A Responsabilidade Civil das Empresas em Casos de Furto por Terceiros no Ambiente de Trabalho

Introdução: Quando o Perigo Vem de Fora

Nem todo furto no trabalho é culpa de insiders – às vezes, o criminoso é um terceiro, como fornecedores, clientes ou invasores. Mas quem paga a conta quando isso acontece? No Brasil, o Código Civil e a CLT podem responsabilizar a empresa por danos a funcionários ou bens, dependendo das circunstâncias. Neste artigo, exploramos a responsabilidade civil das empresas em furtos por terceiros, com exemplos práticos e dicas para se proteger. O crime pode vir de fora, mas a solução está nas suas mãos – descubra como.

Subtítulo 1: O Que Diz a Lei Sobre Furtos por Terceiros?

O Artigo 932 do Código Civil estabelece que empregadores são responsáveis pelos atos de seus prepostos, mas o Artigo 927 vai além: se a empresa falha em garantir segurança, pode responder por danos causados por terceiros. A CLT, no Artigo 157, reforça essa obrigação ao exigir medidas de proteção no ambiente de trabalho. Quando um terceiro furta, a culpa pode ser sua – se você não fez o suficiente para impedir.

Em 2022, um estacionamento em Curitiba foi invadido por ladrões que roubaram carros de clientes. O juiz entendeu que a falta de câmeras e vigias configurava negligência, condenando a empresa a pagar R$ 120 mil em indenizações, com base no Artigo 927. Esse caso é um aviso: segurança não é opcional – é dever.

Subtítulo 2: Limites da Responsabilidade Empresarial

Nem todo furto por terceiros é culpa da empresa. Se ela prova que tomou todas as precauções razoáveis – como cercas, alarmes e vigilância –, a responsabilidade pode ser afastada por “caso fortuito” ou “força maior” (Artigo 393 do Código Civil). Porém, a Justiça avalia caso a caso, e a falta de provas de cuidado pode pesar contra você. A linha entre responsabilidade e isenção é fina – e exige preparo para atravessá-la.

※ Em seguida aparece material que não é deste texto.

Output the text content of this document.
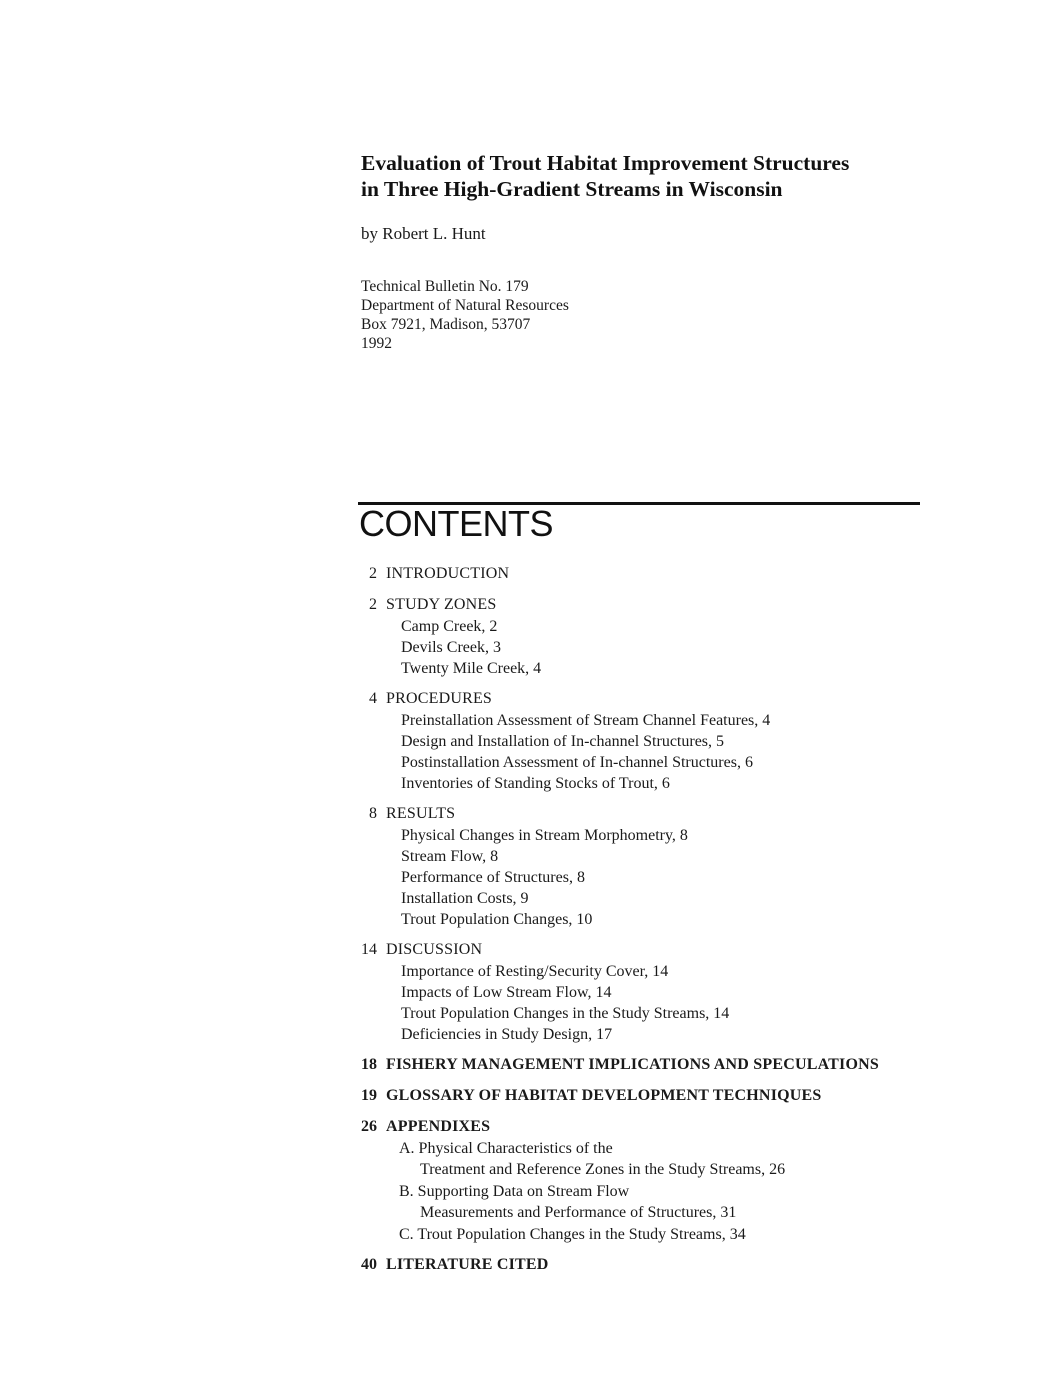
Evaluation of Trout Habitat Improvement Structures
in Three High-Gradient Streams in Wisconsin
by Robert L. Hunt
Technical Bulletin No. 179
Department of Natural Resources
Box 7921, Madison, 53707
1992
CONTENTS
2 INTRODUCTION
2 STUDY ZONES
Camp Creek, 2
Devils Creek, 3
Twenty Mile Creek, 4
4 PROCEDURES
Preinstallation Assessment of Stream Channel Features, 4
Design and Installation of In-channel Structures, 5
Postinstallation Assessment of In-channel Structures, 6
Inventories of Standing Stocks of Trout, 6
8 RESULTS
Physical Changes in Stream Morphometry, 8
Stream Flow, 8
Performance of Structures, 8
Installation Costs, 9
Trout Population Changes, 10
14 DISCUSSION
Importance of Resting/Security Cover, 14
Impacts of Low Stream Flow, 14
Trout Population Changes in the Study Streams, 14
Deficiencies in Study Design, 17
18 FISHERY MANAGEMENT IMPLICATIONS AND SPECULATIONS
19 GLOSSARY OF HABITAT DEVELOPMENT TECHNIQUES
26 APPENDIXES
A. Physical Characteristics of the
Treatment and Reference Zones in the Study Streams, 26
B. Supporting Data on Stream Flow
Measurements and Performance of Structures, 31
C. Trout Population Changes in the Study Streams, 34
40 LITERATURE CITED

Uma loja de conveniência em Manaus foi assaltada em 2023, mas escapou de indenizar os clientes. Por quê? Tinha câmeras, segurança armada e placas de aviso, demonstrando diligência. O juiz aplicou o princípio da “inexigibilidade de conduta diversa”, absolvendo a empresa. Esse sucesso veio da prevenção – a lei protege quem se protege.

Subtítulo 3: Como Reduzir os Riscos de Furtos por Terceiros

Para evitar responsabilidades, invista em: Segurança física: cercas, portões e iluminação forte desencorajam invasores. Controle de entrada: exija identificação de visitantes e registre acessos. Monitoramento: câmeras e alarmes detectam ameaças em tempo real. Treinamento: prepare a equipe para lidar com situações suspeitas. Essas medidas não são luxo – são sua blindagem legal e prática.

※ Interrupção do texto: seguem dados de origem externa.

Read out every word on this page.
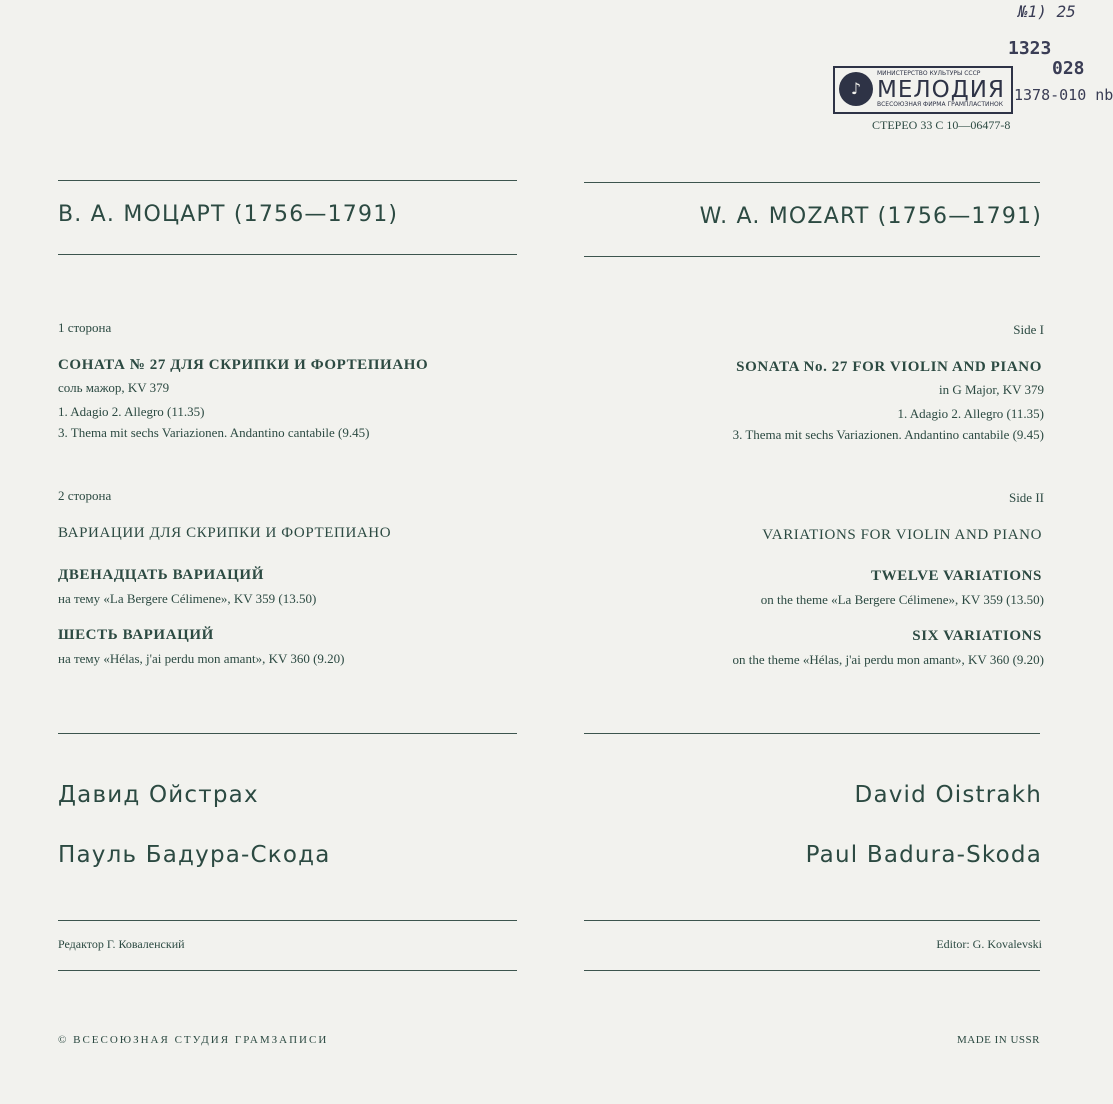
№1) 25
1323
028
1378-010 nb
♪
МИНИСТЕРСТВО КУЛЬТУРЫ СССР
МЕЛОДИЯ
ВСЕСОЮЗНАЯ ФИРМА ГРАМПЛАСТИНОК
СТЕРЕО 33 С 10—06477-8
В. А. МОЦАРТ (1756—1791)
1 сторона
СОНАТА № 27 ДЛЯ СКРИПКИ И ФОРТЕПИАНО
соль мажор, KV 379
1. Adagio 2. Allegro (11.35)
3. Thema mit sechs Variazionen. Andantino cantabile (9.45)
2 сторона
ВАРИАЦИИ ДЛЯ СКРИПКИ И ФОРТЕПИАНО
ДВЕНАДЦАТЬ ВАРИАЦИЙ
на тему «La Bergere Célimene», KV 359 (13.50)
ШЕСТЬ ВАРИАЦИЙ
на тему «Hélas, j'ai perdu mon amant», KV 360 (9.20)
Давид Ойстрах
Пауль Бадура-Скода
Редактор Г. Коваленский
© ВСЕСОЮЗНАЯ СТУДИЯ ГРАМЗАПИСИ
W. A. MOZART (1756—1791)
Side I
SONATA No. 27 FOR VIOLIN AND PIANO
in G Major, KV 379
1. Adagio 2. Allegro (11.35)
3. Thema mit sechs Variazionen. Andantino cantabile (9.45)
Side II
VARIATIONS FOR VIOLIN AND PIANO
TWELVE VARIATIONS
on the theme «La Bergere Célimene», KV 359 (13.50)
SIX VARIATIONS
on the theme «Hélas, j'ai perdu mon amant», KV 360 (9.20)
David Oistrakh
Paul Badura-Skoda
Editor: G. Kovalevski
MADE IN USSR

Uma academia em São Paulo, após um furto de bicicletas por um cliente em 2022, instalou travas eletrônicas e contratou um recepcionista para checar entradas. Nos dois anos seguintes, não houve novos casos, e a satisfação dos alunos subiu 20%. Esse exemplo mostra que prevenir é mais que obrigação – é vantagem competitiva.

Subtítulo 4: Exemplo Prático: Uma Lição Cara

Em 2023, uma construtora em Belém deixou materiais expostos em um canteiro de obras sem vigilância. Ladrões levaram R$ 80 mil em equipamentos, e um funcionário, ferido ao tentar intervir, processou a empresa. O TRT-1 condenou a construtora a pagar R$ 50 mil por danos morais e R$ 30 mil por perdas materiais, citando o Artigo 157 da CLT. Esse caso é um choque: negligência com terceiros pode custar vidas e dinheiro.

Após o incidente, a empresa contratou vigias 24 horas e instalou cercas elétricas. Em seis meses, os furtos zeraram, e a obra foi concluída no prazo, recuperando a confiança dos investidores. A lição é dura, mas valiosa: segurança é investimento, não custo.

Conclusão: Proteja-se do Inesperado

Furtos por terceiros no trabalho são imprevisíveis, mas a CLT e o Código Civil deixam claro que a responsabilidade pode recair sobre a empresa. Não espere o próximo roubo para agir – fortaleça suas defesas agora. Invista em segurança, consulte um advogado civil e crie políticas rígidas de controle. Um negócio seguro é um negócio que resiste – e você pode construir essa resistência hoje.